Dulcie shifted to face Benedict. “But as the wife of a peer, surely she had the chance to visit many a private collection?”
“A few, yes. But during a social visit, one is hardly allowed the chance to contemplate one painting before being rushed on to the next.”
“Especially if its owner is prouder of himself for purchasing it than of the merits of the art itself,” Dulcie said with a grin.
“Yes! If you wish to understand on an instinctual level a painting’s composition, its use of line and shadow, the play of light and color, you must spend time with it, examine it in detail. Which you could do, if the country’s best paintings were not all held in private collections. Gat
her them in one place, a place open to any who wish to view them, and watch how England’s art would flower.”
Dulcie waved a careless hand. “There are other museums, on the Continent.”
“But my mother never had the opportunity to travel abroad, to study the great works of the past.
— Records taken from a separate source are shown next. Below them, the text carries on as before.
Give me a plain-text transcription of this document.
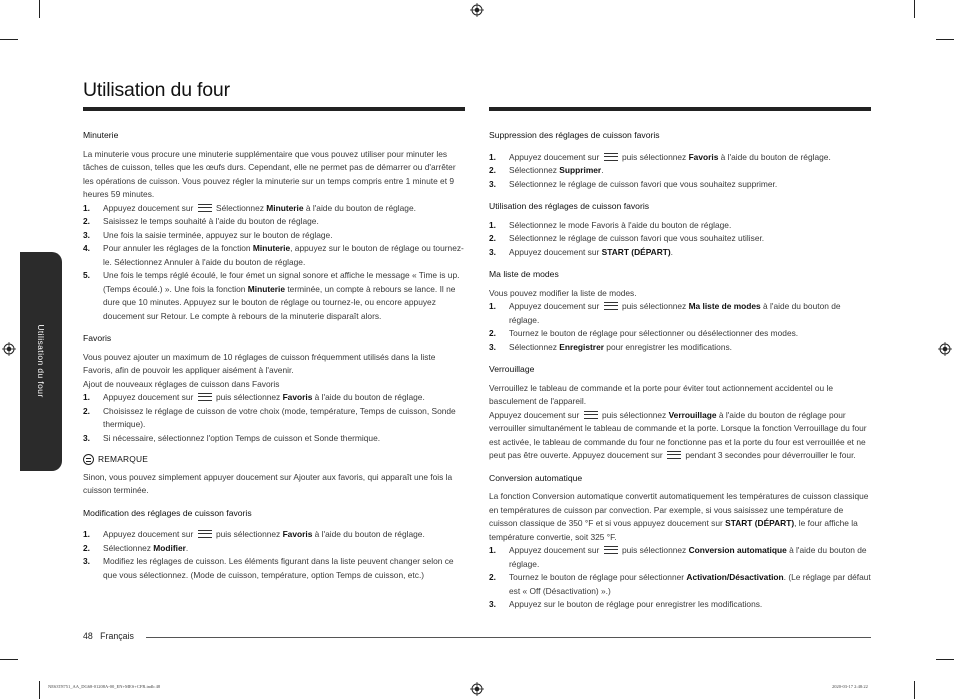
Utilisation du four
Utilisation du four
Minuterie

La minuterie vous procure une minuterie supplémentaire que vous pouvez utiliser pour minuter les tâches de cuisson, telles que les œufs durs. Cependant, elle ne permet pas de démarrer ou d'arrêter les opérations de cuisson. Vous pouvez régler la minuterie sur un temps compris entre 1 minute et 9 heures 59 minutes.

1.	Appuyez doucement sur  Sélectionnez Minuterie à l'aide du bouton de réglage.
2.	Saisissez le temps souhaité à l'aide du bouton de réglage.
3.	Une fois la saisie terminée, appuyez sur le bouton de réglage.
4.	Pour annuler les réglages de la fonction Minuterie, appuyez sur le bouton de réglage ou tournez-le. Sélectionnez Annuler à l'aide du bouton de réglage.
5.	Une fois le temps réglé écoulé, le four émet un signal sonore et affiche le message « Time is up. (Temps écoulé.) ». Une fois la fonction Minuterie terminée, un compte à rebours se lance. Il ne dure que 10 minutes. Appuyez sur le bouton de réglage ou tournez-le, ou encore appuyez doucement sur Retour. Le compte à rebours de la minuterie disparaît alors.
Favoris

Vous pouvez ajouter un maximum de 10 réglages de cuisson fréquemment utilisés dans la liste Favoris, afin de pouvoir les appliquer aisément à l'avenir.

Ajout de nouveaux réglages de cuisson dans Favoris

1.	Appuyez doucement sur  puis sélectionnez Favoris à l'aide du bouton de réglage.
2.	Choisissez le réglage de cuisson de votre choix (mode, température, Temps de cuisson, Sonde thermique).
3.	Si nécessaire, sélectionnez l'option Temps de cuisson et Sonde thermique.
REMARQUE

Sinon, vous pouvez simplement appuyer doucement sur Ajouter aux favoris, qui apparaît une fois la cuisson terminée.

Modification des réglages de cuisson favoris
1.	Appuyez doucement sur  puis sélectionnez Favoris à l'aide du bouton de réglage.
2.	Sélectionnez Modifier.
3.	Modifiez les réglages de cuisson. Les éléments figurant dans la liste peuvent changer selon ce que vous sélectionnez. (Mode de cuisson, température, option Temps de cuisson, etc.)
Suppression des réglages de cuisson favoris
1.	Appuyez doucement sur  puis sélectionnez Favoris à l'aide du bouton de réglage.
2.	Sélectionnez Supprimer.
3.	Sélectionnez le réglage de cuisson favori que vous souhaitez supprimer.
Utilisation des réglages de cuisson favoris
1.	Sélectionnez le mode Favoris à l'aide du bouton de réglage.
2.	Sélectionnez le réglage de cuisson favori que vous souhaitez utiliser.
3.	Appuyez doucement sur START (DÉPART).
Ma liste de modes

Vous pouvez modifier la liste de modes.

1.	Appuyez doucement sur  puis sélectionnez Ma liste de modes à l'aide du bouton de réglage.
2.	Tournez le bouton de réglage pour sélectionner ou désélectionner des modes.
3.	Sélectionnez Enregistrer pour enregistrer les modifications.
Verrouillage

Verrouillez le tableau de commande et la porte pour éviter tout actionnement accidentel ou le basculement de l'appareil.

Appuyez doucement sur  puis sélectionnez Verrouillage à l'aide du bouton de réglage pour verrouiller simultanément le tableau de commande et la porte. Lorsque la fonction Verrouillage du four est activée, le tableau de commande du four ne fonctionne pas et la porte du four est verrouillée et ne peut pas être ouverte. Appuyez doucement sur  pendant 3 secondes pour déverrouiller le four.

Conversion automatique

La fonction Conversion automatique convertit automatiquement les températures de cuisson classique en températures de cuisson par convection. Par exemple, si vous saisissez une température de cuisson classique de 350 °F et si vous appuyez doucement sur START (DÉPART), le four affiche la température convertie, soit 325 °F.

1.	Appuyez doucement sur  puis sélectionnez Conversion automatique à l'aide du bouton de réglage.
2.	Tournez le bouton de réglage pour sélectionner Activation/Désactivation. (Le réglage par défaut est « Off (Désactivation) ».)
3.	Appuyez sur le bouton de réglage pour enregistrer les modifications.
48 Français
NE63T8751_AA_DG68-01208A-00_EN+MES+CFR.indb 48	2020-03-17 2:48:22
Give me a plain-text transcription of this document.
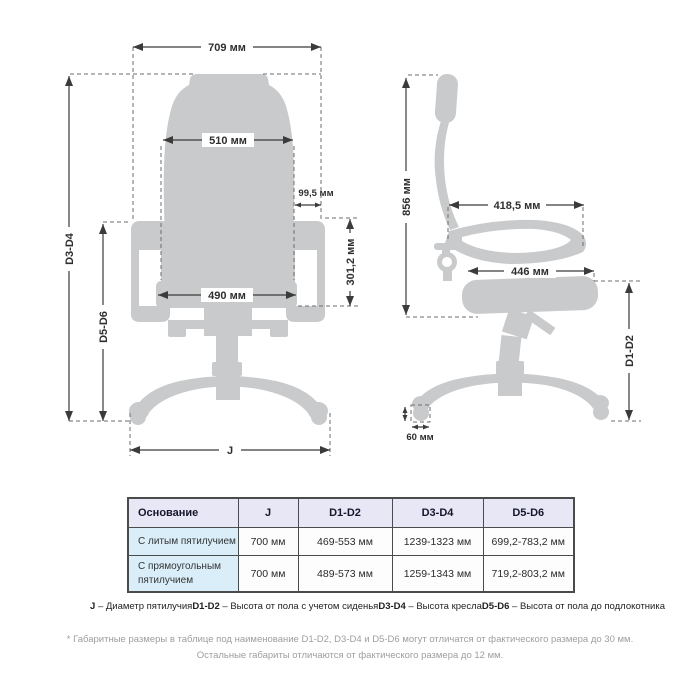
709 мм
510 мм
99,5 мм
490 мм
301,2 мм
D3-D4
D5-D6
J
856 мм	418,5 мм
446 мм
D1-D2
60 мм
Основание	J	D1-D2	D3-D4	D5-D6
С литым пятилучием	700 мм	469-553 мм	1239-1323 мм	699,2-783,2 мм
С прямоугольным пятилучием	700 мм	489-573 мм	1259-1343 мм	719,2-803,2 мм
J – Диаметр пятилучия D1-D2 – Высота от пола с учетом сиденья D3-D4 – Высота кресла D5-D6 – Высота от пола до подлокотника
* Габаритные размеры в таблице под наименование D1-D2, D3-D4 и D5-D6 могут отличатся от фактического размера до 30 мм.
Остальные габариты отличаются от фактического размера до 12 мм.
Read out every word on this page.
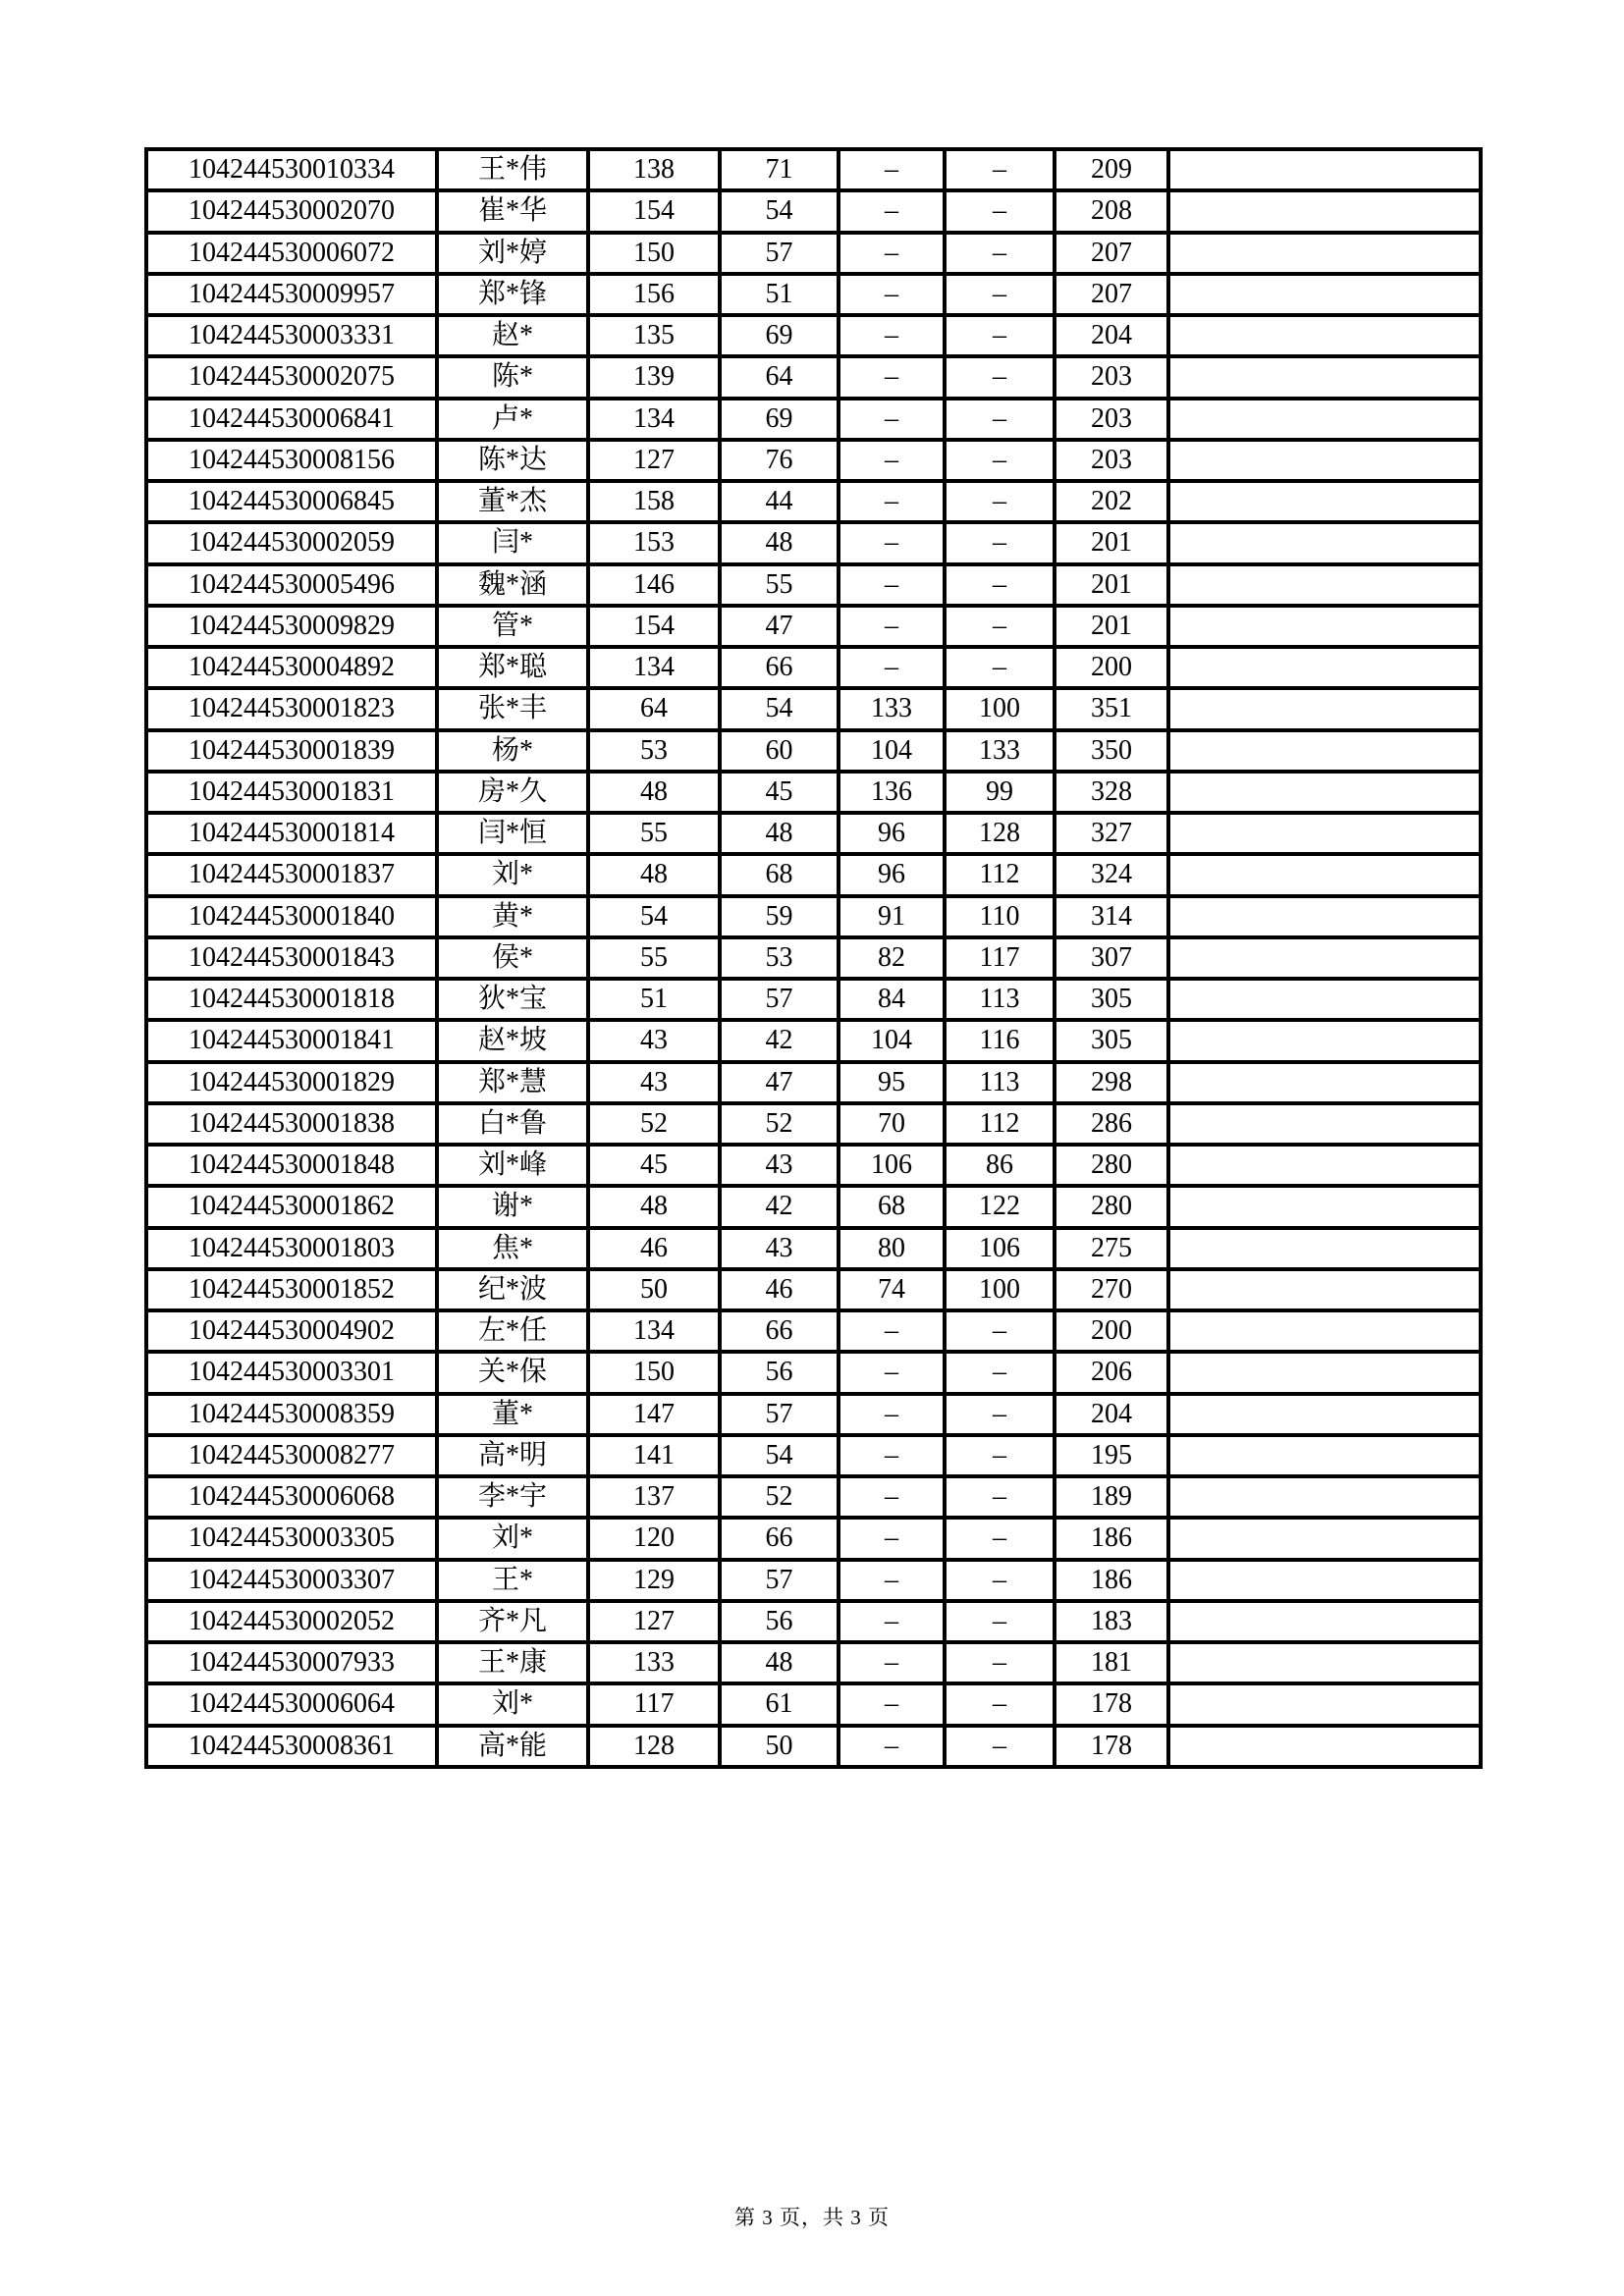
104244530010334	王*伟	138	71	–	–	209	
104244530002070	崔*华	154	54	–	–	208	
104244530006072	刘*婷	150	57	–	–	207	
104244530009957	郑*锋	156	51	–	–	207	
104244530003331	赵*	135	69	–	–	204	
104244530002075	陈*	139	64	–	–	203	
104244530006841	卢*	134	69	–	–	203	
104244530008156	陈*达	127	76	–	–	203	
104244530006845	董*杰	158	44	–	–	202	
104244530002059	闫*	153	48	–	–	201	
104244530005496	魏*涵	146	55	–	–	201	
104244530009829	管*	154	47	–	–	201	
104244530004892	郑*聪	134	66	–	–	200	
104244530001823	张*丰	64	54	133	100	351	
104244530001839	杨*	53	60	104	133	350	
104244530001831	房*久	48	45	136	99	328	
104244530001814	闫*恒	55	48	96	128	327	
104244530001837	刘*	48	68	96	112	324	
104244530001840	黄*	54	59	91	110	314	
104244530001843	侯*	55	53	82	117	307	
104244530001818	狄*宝	51	57	84	113	305	
104244530001841	赵*坡	43	42	104	116	305	
104244530001829	郑*慧	43	47	95	113	298	
104244530001838	白*鲁	52	52	70	112	286	
104244530001848	刘*峰	45	43	106	86	280	
104244530001862	谢*	48	42	68	122	280	
104244530001803	焦*	46	43	80	106	275	
104244530001852	纪*波	50	46	74	100	270	
104244530004902	左*任	134	66	–	–	200	
104244530003301	关*保	150	56	–	–	206	
104244530008359	董*	147	57	–	–	204	
104244530008277	高*明	141	54	–	–	195	
104244530006068	李*宇	137	52	–	–	189	
104244530003305	刘*	120	66	–	–	186	
104244530003307	王*	129	57	–	–	186	
104244530002052	齐*凡	127	56	–	–	183	
104244530007933	王*康	133	48	–	–	181	
104244530006064	刘*	117	61	–	–	178	
104244530008361	高*能	128	50	–	–	178	
第 3 页，共 3 页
How many other talented young artists are lost to the world, or never reach their full potential, for lack of the opportunities enjoyed by the wealthy, or the privileges granted the male sex?”
“How impassioned you become when you speak of your museum scheme!” Dulcie gave a lazy smile, one that belied the sudden tension in the air between them. “Eyes frowning, brows lowering, that teasing sulkiness about your full lips—why, it’s almost as if you were speaking of a lover, rather than a plan to make the world a better place.”
Benedict jerked to his feet. “Is that why you followed me? In search of a lover?”
“Bold words, Mr. Pennington. And if I answer with equal boldness, and say that I am?” Dulcie rose with far more grace from the settee than Benedict was sure he had.
“Is not Mr. George Norton already filling that role?”
“Not yet, although I have considered him. Teaching untutored youths in the ways of the flesh is a particularly piquant pleasure. But the more I see of you, the more I find myself unaccountably curious to know what it would be like to play with a more experienced man.”
“You take a risk, revealing such things to me.”
“No more of a risk than you once took. Sending that impassioned letter to me when you were a mere schoolboy.”
“My letter.” The blood rushed to Benedict’s face. “You did receive it, then. I was never certain.”
“Well, in a manner of speaking. My father opened it, then read certain parts to me aloud.”